In her message during a forum on federalism at the Ateneo de Naga University last Oct. 3, De Lima renewed her opposition to a federal form of government under the Duterte regime, saying that its dangers are “overflowing, glaring and compelling.”
As such, she reminded future lawyers of the challenge to defend the rule of law by always being critical of the governmental decisions that have great consequences.
“The framers of the 1987 Constitution, together with the justices who penned those decisions are much wiser than those who now seek to alter our organic law, because they must have known that an archipelagic country already geographically divided, should not be further subjected to disunity that breeds divisiveness,” she said.
“As learned students of the law, your minds have now been trained to question the ratio behind governmental decisions of transcendental importance that would affect the entire nation and generations yet to come,” she added.
The message, entitled “Federalism: A Recipe for further Division and Disintegration of our Nation,” was read by Angela Jaemi Favorito Huit, Ateneo de Naga University Law Program Head, during a Lecture Series on “Federalism and its Ramifications Across the Nation,” at the Ateneo de Naga University last Oct. 3.
Highlighting the possible adverse effects of a federal form of government, De Lima asked, “What happens to regions who are as not as agriculturally gifted as the others?
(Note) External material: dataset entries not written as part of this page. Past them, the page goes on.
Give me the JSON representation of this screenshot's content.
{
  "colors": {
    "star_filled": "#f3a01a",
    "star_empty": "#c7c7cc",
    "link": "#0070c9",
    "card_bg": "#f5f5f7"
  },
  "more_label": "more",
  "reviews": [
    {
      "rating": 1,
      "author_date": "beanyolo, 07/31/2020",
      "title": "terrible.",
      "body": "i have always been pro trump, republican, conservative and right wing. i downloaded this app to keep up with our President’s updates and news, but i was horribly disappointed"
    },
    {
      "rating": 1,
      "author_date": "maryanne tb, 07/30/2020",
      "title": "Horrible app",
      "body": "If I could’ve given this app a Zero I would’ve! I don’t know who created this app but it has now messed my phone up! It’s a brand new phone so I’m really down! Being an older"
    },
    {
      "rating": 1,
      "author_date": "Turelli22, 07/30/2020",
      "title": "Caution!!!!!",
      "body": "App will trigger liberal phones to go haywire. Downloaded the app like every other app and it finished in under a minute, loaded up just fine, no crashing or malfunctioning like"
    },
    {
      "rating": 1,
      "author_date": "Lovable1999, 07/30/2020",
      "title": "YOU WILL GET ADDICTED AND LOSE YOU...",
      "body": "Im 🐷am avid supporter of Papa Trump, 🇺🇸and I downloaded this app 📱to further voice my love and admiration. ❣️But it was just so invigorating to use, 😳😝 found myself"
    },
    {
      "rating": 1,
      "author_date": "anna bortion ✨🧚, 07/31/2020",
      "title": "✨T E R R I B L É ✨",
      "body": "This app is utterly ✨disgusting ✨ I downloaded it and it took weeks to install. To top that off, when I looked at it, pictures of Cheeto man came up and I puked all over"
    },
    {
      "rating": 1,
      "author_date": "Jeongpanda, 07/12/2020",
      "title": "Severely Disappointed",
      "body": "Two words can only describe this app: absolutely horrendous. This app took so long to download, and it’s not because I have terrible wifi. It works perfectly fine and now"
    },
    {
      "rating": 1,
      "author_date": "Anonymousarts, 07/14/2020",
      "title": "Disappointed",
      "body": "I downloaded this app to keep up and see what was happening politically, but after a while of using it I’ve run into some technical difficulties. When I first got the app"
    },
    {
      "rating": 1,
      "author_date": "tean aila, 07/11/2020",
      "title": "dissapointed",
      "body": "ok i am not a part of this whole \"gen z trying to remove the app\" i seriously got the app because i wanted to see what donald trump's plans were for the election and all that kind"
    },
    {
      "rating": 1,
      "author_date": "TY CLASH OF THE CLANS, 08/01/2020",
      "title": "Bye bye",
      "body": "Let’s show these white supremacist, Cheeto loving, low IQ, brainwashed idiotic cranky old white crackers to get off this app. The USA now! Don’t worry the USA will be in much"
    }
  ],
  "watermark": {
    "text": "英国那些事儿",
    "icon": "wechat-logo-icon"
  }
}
They could be left behind, slowly rotting away into their demise, without a central government to ensure their rise.”
“Hostilities among ethnic groups could worsen if the national government would no longer be an omnipresent force to neutralize the situation. Political Dynasties whose vigor will be fortified by the impunity that devolution provides, would flourish as they rob the poor of services and benefits that rightfully belong to them,” she added.
Note that under a federal form of government, a written constitution will divide power between a central government and regional or sub-divisional governments.
De Lima, a lawyer by profession, urged future lawyers to not be discouraged because the rule of law is at the brink of extinction, saying that they should let it fuel their love for the law instead.
“May you never tire to question the unconstitutionality of the steps taken to whitewash the wrongs this administration have so capriciously committed. And may you continue to enthusiastically dream of becoming honorable members of the Philippine Bar,” she said.
The Senator from Bicol has always been firm on her stance that it is difficult to entrust any amendments or revisions on the Constitution to an administration that has shown susceptibility to abuse power and to allow impunity to prosper.